The newest edition of general aviation’s most comprehensive annual safety analysis is out, and for the first time, the AOPA Air Safety Foundation’s Joseph T. Nall Report examines helicopters and for-hire GA operations with aircraft weighing 12,500 lbs. or less.
“The AOPA Air Safety Foundation has been telling the story of what went wrong for two decades,” said Bruce Landsberg, president of the foundation. “The challenge is to take a complex subject and distill it into a comprehensible outline of the prior year’s mishaps. Previous issues covered 90 percent of all GA flight activity. This one adds 90 percent of what was left.”
The current Nall Report is based on 2008 accident data—the last year for which enough accident data are available to be statistically valid and give a complete safety picture. It is available online, and hard copies are available by sending an e-mail request.

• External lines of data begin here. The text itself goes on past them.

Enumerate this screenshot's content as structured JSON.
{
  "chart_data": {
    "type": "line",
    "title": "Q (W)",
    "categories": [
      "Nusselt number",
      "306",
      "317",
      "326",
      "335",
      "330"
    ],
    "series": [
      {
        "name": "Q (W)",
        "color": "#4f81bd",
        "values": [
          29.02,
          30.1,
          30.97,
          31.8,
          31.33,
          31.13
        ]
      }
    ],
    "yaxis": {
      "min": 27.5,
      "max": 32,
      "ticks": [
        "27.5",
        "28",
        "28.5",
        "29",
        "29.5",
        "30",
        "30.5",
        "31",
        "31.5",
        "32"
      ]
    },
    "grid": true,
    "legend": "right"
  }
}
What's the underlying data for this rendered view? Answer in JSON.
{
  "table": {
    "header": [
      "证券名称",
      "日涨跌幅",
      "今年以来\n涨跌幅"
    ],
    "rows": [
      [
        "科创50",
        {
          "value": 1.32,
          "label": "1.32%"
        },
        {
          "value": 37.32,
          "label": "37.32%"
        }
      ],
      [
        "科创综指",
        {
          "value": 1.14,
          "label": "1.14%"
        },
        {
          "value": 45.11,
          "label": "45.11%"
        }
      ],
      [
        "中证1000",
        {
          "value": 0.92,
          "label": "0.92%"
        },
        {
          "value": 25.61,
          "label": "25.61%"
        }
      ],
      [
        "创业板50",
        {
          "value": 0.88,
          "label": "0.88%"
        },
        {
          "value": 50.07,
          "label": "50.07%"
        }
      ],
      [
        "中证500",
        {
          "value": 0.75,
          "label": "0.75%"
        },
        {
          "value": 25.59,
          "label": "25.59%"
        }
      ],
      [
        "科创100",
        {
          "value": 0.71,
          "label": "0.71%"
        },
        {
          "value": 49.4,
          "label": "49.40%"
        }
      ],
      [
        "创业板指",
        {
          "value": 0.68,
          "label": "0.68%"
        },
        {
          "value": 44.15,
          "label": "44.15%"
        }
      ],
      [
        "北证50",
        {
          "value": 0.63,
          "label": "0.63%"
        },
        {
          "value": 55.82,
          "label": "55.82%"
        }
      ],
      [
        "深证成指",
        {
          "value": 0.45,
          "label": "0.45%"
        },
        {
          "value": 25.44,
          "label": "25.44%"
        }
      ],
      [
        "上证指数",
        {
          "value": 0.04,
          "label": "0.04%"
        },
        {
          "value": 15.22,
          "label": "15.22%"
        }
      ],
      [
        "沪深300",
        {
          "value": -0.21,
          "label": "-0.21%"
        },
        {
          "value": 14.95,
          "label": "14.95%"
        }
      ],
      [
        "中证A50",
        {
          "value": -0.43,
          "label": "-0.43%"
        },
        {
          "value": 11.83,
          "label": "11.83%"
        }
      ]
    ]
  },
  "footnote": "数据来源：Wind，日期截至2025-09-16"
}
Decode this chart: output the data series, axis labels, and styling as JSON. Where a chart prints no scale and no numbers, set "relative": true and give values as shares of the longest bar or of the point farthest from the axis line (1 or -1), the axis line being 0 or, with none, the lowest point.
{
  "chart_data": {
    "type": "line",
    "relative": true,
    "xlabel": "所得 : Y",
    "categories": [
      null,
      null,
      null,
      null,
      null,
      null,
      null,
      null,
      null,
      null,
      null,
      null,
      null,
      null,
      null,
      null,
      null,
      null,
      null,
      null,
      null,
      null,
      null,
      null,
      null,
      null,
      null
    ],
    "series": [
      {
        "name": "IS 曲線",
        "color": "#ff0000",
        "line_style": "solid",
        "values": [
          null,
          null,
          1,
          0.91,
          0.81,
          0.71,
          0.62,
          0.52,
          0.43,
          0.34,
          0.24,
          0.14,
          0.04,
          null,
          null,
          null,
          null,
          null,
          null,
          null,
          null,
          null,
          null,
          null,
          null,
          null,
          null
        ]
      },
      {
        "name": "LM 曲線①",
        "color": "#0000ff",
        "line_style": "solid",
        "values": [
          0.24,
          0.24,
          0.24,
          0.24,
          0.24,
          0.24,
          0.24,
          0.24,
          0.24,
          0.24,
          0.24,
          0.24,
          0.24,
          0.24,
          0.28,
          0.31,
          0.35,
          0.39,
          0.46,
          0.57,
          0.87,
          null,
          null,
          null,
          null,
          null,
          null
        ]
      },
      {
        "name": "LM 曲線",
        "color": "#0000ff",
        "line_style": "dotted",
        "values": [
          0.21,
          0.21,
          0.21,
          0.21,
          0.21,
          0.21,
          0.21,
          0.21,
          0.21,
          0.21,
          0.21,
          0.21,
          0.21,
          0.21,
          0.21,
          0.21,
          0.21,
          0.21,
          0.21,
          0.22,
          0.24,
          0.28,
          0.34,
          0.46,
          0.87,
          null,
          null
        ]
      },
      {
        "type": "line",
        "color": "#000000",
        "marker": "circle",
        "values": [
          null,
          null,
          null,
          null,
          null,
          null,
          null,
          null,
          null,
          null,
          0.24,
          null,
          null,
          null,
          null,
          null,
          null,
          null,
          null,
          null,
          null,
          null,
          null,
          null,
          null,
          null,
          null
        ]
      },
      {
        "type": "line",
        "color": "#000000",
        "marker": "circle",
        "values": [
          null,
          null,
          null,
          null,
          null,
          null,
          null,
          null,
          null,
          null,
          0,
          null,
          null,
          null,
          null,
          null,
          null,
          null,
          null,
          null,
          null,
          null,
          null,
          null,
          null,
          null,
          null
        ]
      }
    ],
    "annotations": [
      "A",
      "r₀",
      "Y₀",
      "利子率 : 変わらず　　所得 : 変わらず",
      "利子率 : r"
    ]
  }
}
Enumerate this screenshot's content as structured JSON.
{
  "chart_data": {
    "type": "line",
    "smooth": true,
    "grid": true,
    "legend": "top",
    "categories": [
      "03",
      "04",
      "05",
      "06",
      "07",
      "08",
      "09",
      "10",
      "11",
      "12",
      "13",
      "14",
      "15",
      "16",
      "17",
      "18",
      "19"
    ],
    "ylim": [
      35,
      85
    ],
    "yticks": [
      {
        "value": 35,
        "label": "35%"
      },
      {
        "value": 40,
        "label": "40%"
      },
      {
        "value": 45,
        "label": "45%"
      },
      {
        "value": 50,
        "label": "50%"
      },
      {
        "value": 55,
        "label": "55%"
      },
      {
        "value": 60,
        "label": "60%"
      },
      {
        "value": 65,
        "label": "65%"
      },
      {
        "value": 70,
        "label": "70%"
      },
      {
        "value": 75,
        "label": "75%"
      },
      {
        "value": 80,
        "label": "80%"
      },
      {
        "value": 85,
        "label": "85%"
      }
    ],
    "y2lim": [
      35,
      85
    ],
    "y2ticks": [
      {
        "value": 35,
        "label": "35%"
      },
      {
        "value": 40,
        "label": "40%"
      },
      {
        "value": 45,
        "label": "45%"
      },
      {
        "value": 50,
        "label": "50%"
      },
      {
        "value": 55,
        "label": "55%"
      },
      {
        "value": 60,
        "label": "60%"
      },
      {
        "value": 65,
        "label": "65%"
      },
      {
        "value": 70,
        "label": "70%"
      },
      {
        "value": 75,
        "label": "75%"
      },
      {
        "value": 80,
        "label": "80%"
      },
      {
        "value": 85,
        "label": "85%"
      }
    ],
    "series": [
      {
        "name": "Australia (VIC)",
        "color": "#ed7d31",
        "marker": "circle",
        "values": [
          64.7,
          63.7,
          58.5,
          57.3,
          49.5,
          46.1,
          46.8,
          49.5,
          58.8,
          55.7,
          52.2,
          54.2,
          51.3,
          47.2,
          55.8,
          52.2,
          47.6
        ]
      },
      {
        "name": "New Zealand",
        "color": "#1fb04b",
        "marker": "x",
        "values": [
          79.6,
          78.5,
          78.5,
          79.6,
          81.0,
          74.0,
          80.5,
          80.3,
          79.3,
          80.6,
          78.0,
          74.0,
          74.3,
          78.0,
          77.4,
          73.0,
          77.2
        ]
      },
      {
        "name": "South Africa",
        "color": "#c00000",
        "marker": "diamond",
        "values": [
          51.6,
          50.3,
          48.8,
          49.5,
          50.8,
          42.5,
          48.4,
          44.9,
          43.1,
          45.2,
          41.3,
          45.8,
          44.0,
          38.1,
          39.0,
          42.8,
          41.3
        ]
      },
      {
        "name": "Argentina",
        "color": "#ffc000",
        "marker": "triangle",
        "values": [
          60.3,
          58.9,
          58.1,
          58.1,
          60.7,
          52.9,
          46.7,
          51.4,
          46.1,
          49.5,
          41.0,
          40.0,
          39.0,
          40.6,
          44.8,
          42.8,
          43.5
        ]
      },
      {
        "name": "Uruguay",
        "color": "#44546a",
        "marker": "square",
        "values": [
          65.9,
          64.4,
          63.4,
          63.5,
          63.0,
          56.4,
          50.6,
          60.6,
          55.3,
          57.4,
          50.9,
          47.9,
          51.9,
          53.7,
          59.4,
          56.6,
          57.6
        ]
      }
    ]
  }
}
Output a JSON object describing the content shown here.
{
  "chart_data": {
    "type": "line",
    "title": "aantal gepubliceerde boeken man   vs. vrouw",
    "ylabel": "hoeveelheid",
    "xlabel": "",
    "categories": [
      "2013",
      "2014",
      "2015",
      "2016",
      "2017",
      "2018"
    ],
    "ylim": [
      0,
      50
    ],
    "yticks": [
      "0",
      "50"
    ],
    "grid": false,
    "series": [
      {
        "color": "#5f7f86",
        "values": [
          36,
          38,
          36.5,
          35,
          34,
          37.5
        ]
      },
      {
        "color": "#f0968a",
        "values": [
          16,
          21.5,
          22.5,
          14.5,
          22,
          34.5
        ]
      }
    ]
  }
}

The number of accidents on commercial flights in fixed-wing airplanes increased 18 percent from 2007 to 2008, while estimated total flight activity decreased by one-third. However, the overall accident rate remained 28 percent lower than the noncommercial equivalent, and the fatal accident rate was 55 percent less.
The diversity of commercial fixed-wing flight operations reflects that of GA as a whole. Aerial applicators flew just under 29 percent of all commercial fixed-wing time, almost all of it maneuvering with heavy payloads at low altitude. On-demand cargo and air-taxi flights not only play a different role in remote rural areas than in urban centers, but tend to be carried out in very different aircraft. Accident patterns reflect this variety of uses and underlying risks.
Non-commercial helicopter accidents have generally decreased since 2002. At 6.76 per 100,000 hours, 2008’s rate was just more than half the 12.69 observed that year; but after seven years of steady declines, the fatal-accident rate jumped to its highest level of the past five years. Accident rates for non-commercial helicopters remain higher than for comparable fixed-wing flights, but the gap is narrowing, and the fatal-accident rates have been similar since 2004.
One area of growing concern is the increase in both the number and rate of accidents and fatal accidents involving amateur-built aircraft.
According to this year’s Nall Report, “2008 saw the highest numbers of fatal accidents and individual fatalities in the past decade, and more total accidents than any year except 2007. The 27% lethality rate in these accidents was 10 full percentage points higher than that for accidents in type-certificated airplanes.”
The report also notes that mechanical failures and unaccountable losses of power account for a significantly higher proportion of accident causes among amateur-built aircraft than among factory-built, type-certificated aircraft.
“The Air Safety Foundation is working with the Experimental Aircraft Association to address amateur-built aircraft safety, with the understanding that experimental aircraft will entail higher risk,” said Landsberg. “Builders, pilots, and designers should have reasonable freedom to experiment while members of the public are entitled to their expectation of safety.”
The analysis from the Nall Report helps identify safety trends—good or bad—and training opportunities where the Air Safety Foundation can focus its efforts.
The AOPA Air Safety Foundation was founded in 1950 solely to help GA pilots improve flight safety. Since that time, the GA total accident rate has dropped by more than 90 percent despite a large increase in GA flight hours. The foundation produces live seminars, online interactive courses, videos, written Safety Advisors, and other aviation safety materials for free distribution to all GA pilots.